Услышав своё имя, из-за спины мужа робко выглянула прятавшаяся, беременная уже шестым ребёнком, Нюрка и быстро закивала головой, дескать, помнит.
— Вот! — наставительно подняла указательный палец Лукерья, — Каждый из нас добро помнит, у каждого есть, за что лекарку благодарить. А вы что удумали? Тьфу! Ей лошадь нужна, как транспорт. Вы бы лучше конюха справного лекарке нашли, а не кобылу отобрали. Оно ведь не санях, да на возке сподручнее, быстрее. Сами то тоже, того… Ноги бить не стали, на милицейской телеге приехали!
— Так по закону же! — не выдержав возразил Аким.
— Ах по закону! — вскинулась Лукерья, — Товстыженко! Ты у нас власть, стало быть оформляй лекарку, как фершальский пункт!
— Да не могу я! Нету у меня такого права! — начал оправдываться милиционер.
А у кого есть? У секретаря райкома есть? Аль ещё у кого? Значит так, мы сейчас в райком и пойдём, но, до их решения, чтобы ни одного куриного яйца со двора не пропало! Про лошадь и прочее — я вообще молчу. Пошли бабоньки! А вы, комбедовцы, тоже айда, нечего тут делать.
— Да я тебе…!!!Я тебя!!!! — взревел Аким.
— И что ты мне сделаешь? Раскулачишь? Поздно, я уже в колхоз записанная.
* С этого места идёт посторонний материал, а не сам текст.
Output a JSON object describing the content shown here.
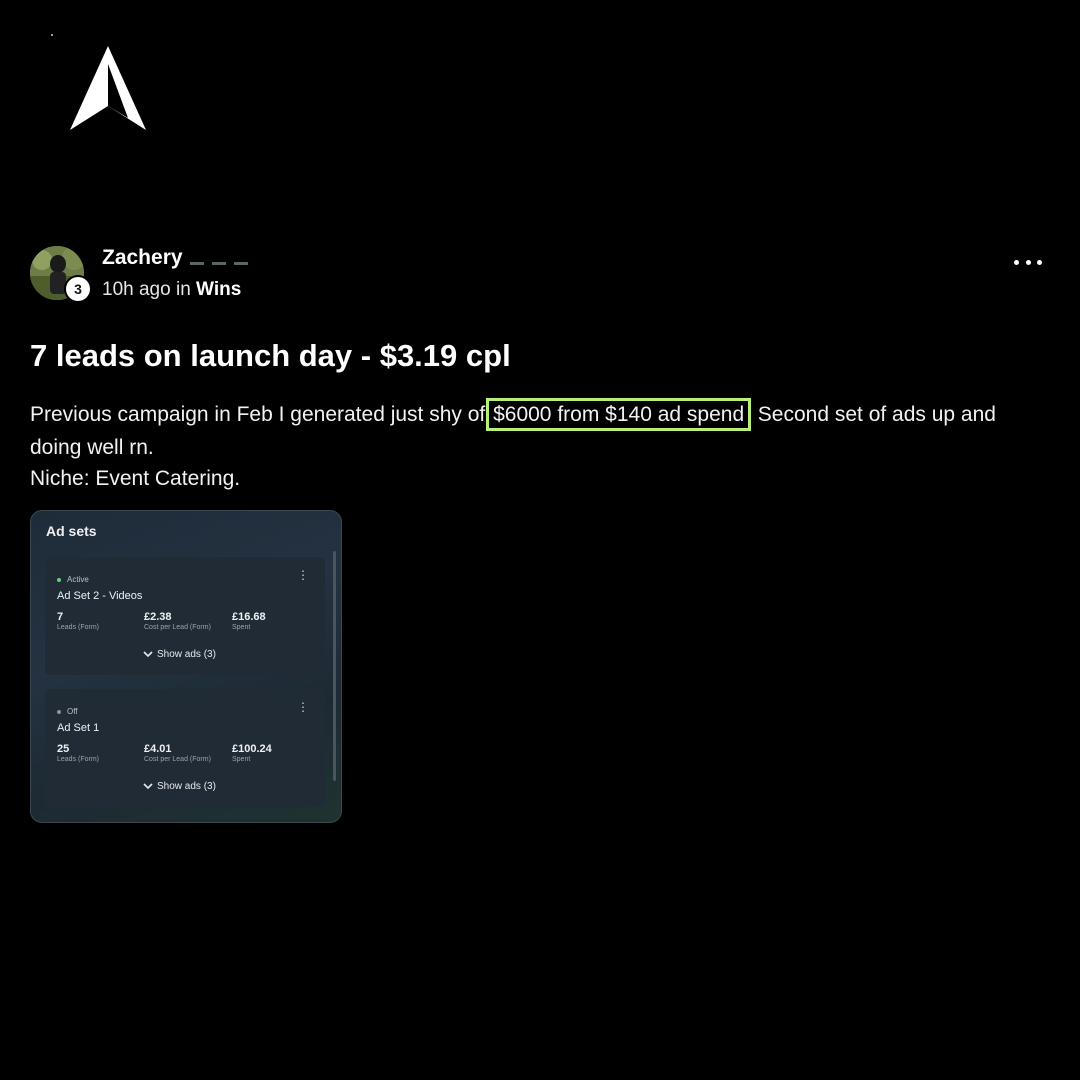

— Акимушка, не лез бы ты к Лукерье, она партейная. — горячим шёпотом зашептала Нюрка мужу в ухо.
— Да погодь ты! — отмахнулся Аким, — Найдётся и на партейную управа, нешто мы…
Он не успел договорить, как из стайки пришедших на выручке лекарке женщин, выплыла ещё одна и заговорила медовым голосом:
— Акимушка! Ты весь изъятый самогон в милицию сдал? Все двадцать ведер? Или в одну харю трескаешь?
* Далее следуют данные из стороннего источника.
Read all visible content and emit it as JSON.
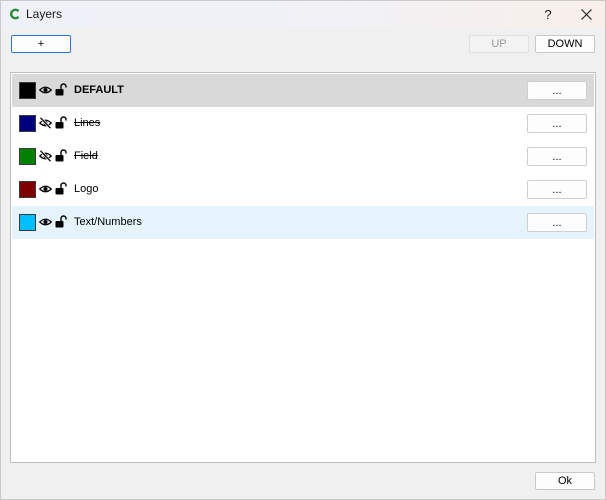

Аким побагровел, а Товстыженко очень пристально посмотрел на сельского активиста. Ни о какой самогонке в милиции не слышали, никто её не сдавал. А женщина продолжала:
— Жене, небось рассказал, за что тебе ссыльная нос расквасила? Как ты её ссильничать хотел, да она увернулась.
На сей раз Нюрка грозно сдвинула брови, а Аким попытался оправдаться:
— Ты, это… Марфа! Заткнись!
— Ой, бабоньки, что дееться! Акимка ты мне ишшо и рот затыкать будешь? А коровенка, Дунькина, к тебе случайно во двор забрела, да так и живёт уже месяц? Или колхоз уже и в твоем подворье?
Вперед вышла сжав кулаки недавно раскулаченная, готовая вцепиться в волосы хоть Акима, хоть Нюрки, Дуня и пристально, со злостью, начала рассматривать комбедовцев.
— Да верну я вашу корову! Сегодня же в колхоз отдам! — не выдержал злобного взгляда Аким.
— Ну уж нет! — решила подвести итог разговора Лукерья, — Сейчас же идем в органы, и пишем про тебя, да поступки твои окаянные. Пущай власть разбирается. А то ишь, угрожать людям вздумал!
Тем дело и закончилось. Никто больше Полину не трогал, и она продолжила лечить жителей Сургута и ближайших сёл.
Этого всего ранний прохожий не знал. В посёлок Алексей попал только три месяца назад. В дальней дороге воспалился пересекавший всю грудь рубец, поставленный на «вечную память» шашкой юркого белогвардейца. Полина быстро поставила больного на ноги, а тот, посмотрев в омуты глаз, понял, что пропал. Влюбился, как мальчишка, словно «зелёный» юнкер, разве что стихов пока не писал.
А ведь он прожил сложную, трудную, наполненную войной, боями, сражениями, победами, поражениями, болью потерь друзей и боевых товарищей, жизнь. Один из лучших выпускников Павловского военного училища, попавший в захолустный прибалтийский гарнизон, подпоручик Поляков с первых дней войны пошёл добровольцем на фронт. Начинал с должности командира взвода разведки. Один из поисков закончился неудачей, пластунов обнаружили и обстреляли из артиллерийских орудий. Один из снарядов лёг очень близко, убив двух разведчиков и тяжело ранив Алексея. Спасибо бойцам, вытащившим из-под обстрела, а затем отправившим в тыл командира, к медикам.
Выздоровление шло медленно и орден «Святой Анны» 3-й степени с мечами и бантом, которым Полякова наградили за успешную боевую деятельность и полученное ранение, вручали в госпитале. По излечению, Алексею предложили новое назначение — в Русский экспедиционный корпус во Франции, РЭК. В полк Поляков приехал, когда уже полным ходом шла погрузка на морские транспорта. Ожидал, что заграница встретит теплом, вином, улыбками и милыми барышнями, но надежда рухнула быстро, почти сразу после прибытия к «союзникам». Французские генералы и офицеры отнеслись к ним как к «мясу», прибывшему затыкать дыры на фронте.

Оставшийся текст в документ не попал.